Nous avons souvent tendance à oublier que le territoire actuel de la Chine est le produit des multiples campagnes guerrières menées par les générations précédentes, pour conquérir, négocier, assimiler, unir par le mariage. Jusqu’à la dynastie Tang, le centre politique et économique de la Chine se situait au nord, et la diffusion de la civilisation chinoise aurait été le fait de l’expansion des habitants du cours supérieur du fleuve Jaune. Mais, par la suite, le centre [politique et économique] s’est déplacé vers le sud, et les régions regorgeant de riz du cours inférieur du Yang-Tsé auraient alors tenu un rôle de plus en plus prépondérant. Qui a voyagé dans ce pays connaît les différences flagrantes qui existent entre les dialectes du Shaanxi, du Sichuan, du Fujian, du Guangdong et du Yunnan [régions diamétralement éloignées]. Toutes ces provinces pourraient facilement devenir des Etats indépendants, à l’instar des différents pays européens. Cependant, elles restent miraculeusement soudées et affirment leur identité chinoise sans jamais la remettre en question, bien que des conflits les aient toujours agitées. Le vaste territoire chinois, tel qu’il s’est constitué sous la dynastie Qing [avant la prise du pouvoir par les communistes] est l’aboutissement de campagnes successives. Avant que la flotte britannique arrive en mer de Chine méridionale, l’empire du Milieu était un pays très puissant, incluant différentes nationalités. Sous les dynasties successives des Han, des Tang, des Ming et des Qing, les frontières ont évolué, mais cet ensemble s’appelait toujours la Chine.

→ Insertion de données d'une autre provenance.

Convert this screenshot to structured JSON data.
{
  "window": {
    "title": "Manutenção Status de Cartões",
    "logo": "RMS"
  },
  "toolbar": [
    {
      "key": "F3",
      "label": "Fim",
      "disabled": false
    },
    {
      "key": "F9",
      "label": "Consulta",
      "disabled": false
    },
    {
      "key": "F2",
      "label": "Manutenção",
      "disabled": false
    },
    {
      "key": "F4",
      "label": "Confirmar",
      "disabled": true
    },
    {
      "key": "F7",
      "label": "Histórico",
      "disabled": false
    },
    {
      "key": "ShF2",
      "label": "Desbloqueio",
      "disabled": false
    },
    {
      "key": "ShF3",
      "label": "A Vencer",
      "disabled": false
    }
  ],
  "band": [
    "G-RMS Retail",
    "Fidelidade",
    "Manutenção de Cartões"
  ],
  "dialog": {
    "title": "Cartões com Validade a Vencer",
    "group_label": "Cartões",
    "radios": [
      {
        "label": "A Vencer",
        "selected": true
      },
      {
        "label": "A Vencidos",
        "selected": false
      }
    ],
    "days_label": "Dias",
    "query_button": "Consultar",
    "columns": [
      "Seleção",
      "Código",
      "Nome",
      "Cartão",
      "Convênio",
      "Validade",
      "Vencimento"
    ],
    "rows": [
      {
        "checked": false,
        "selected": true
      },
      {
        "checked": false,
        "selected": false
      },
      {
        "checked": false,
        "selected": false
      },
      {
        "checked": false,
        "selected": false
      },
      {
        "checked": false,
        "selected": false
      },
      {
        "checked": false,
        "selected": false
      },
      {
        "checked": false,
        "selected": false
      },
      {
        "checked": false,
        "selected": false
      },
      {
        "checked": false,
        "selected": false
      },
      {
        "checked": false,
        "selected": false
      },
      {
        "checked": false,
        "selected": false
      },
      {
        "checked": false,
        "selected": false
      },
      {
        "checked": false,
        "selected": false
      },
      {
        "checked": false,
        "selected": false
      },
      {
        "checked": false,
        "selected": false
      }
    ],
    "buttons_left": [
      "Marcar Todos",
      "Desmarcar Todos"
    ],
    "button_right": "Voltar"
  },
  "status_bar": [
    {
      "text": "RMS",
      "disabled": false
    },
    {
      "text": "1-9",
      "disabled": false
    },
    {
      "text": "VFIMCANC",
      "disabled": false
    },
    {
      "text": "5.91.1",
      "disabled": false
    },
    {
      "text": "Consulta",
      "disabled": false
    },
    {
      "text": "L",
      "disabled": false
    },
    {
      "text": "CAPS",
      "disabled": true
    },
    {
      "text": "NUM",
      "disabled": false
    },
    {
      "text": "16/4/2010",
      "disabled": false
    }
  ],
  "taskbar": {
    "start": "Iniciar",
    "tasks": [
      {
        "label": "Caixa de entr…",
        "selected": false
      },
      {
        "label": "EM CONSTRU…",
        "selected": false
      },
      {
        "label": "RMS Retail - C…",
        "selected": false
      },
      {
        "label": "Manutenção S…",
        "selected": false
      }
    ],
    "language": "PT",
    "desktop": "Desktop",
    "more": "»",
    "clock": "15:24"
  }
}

Mon approche pourrait susciter un malentendu, en laissant croire que j’ai un penchant pour le séparatisme. En réalité, considérant l’intérêt de mon pays ou mon sentiment nationaliste, je ne crois pas au bien-fondé du séparatisme. Les positions défendues par ses partisans sont souvent aussi futiles et brutales que notre propagande idéologique. Ce que je veux dire, c’est que, si nous refusons d’examiner de près nos traditions historiques, si nous refusons de nous intéresser de façon sincère aux spécificités de l’histoire et de la culture de ces régions aujourd’hui en ébullition et de les comprendre en profondeur, nous aurons bien du mal à entretenir un sentiment réel d’unité nationale. Utiliser l’idéologie pour imposer l’unité risque de susciter des réactions contraires encore plus fortes et de conduire à une confrontation entre ignorants qui s’accusent et s’humilient mutuellement.

* Coéditeur de la revue cantonaise Shenghuo (City Magazine) et chroniqueur pour le site Internet en chinois du Financial Times.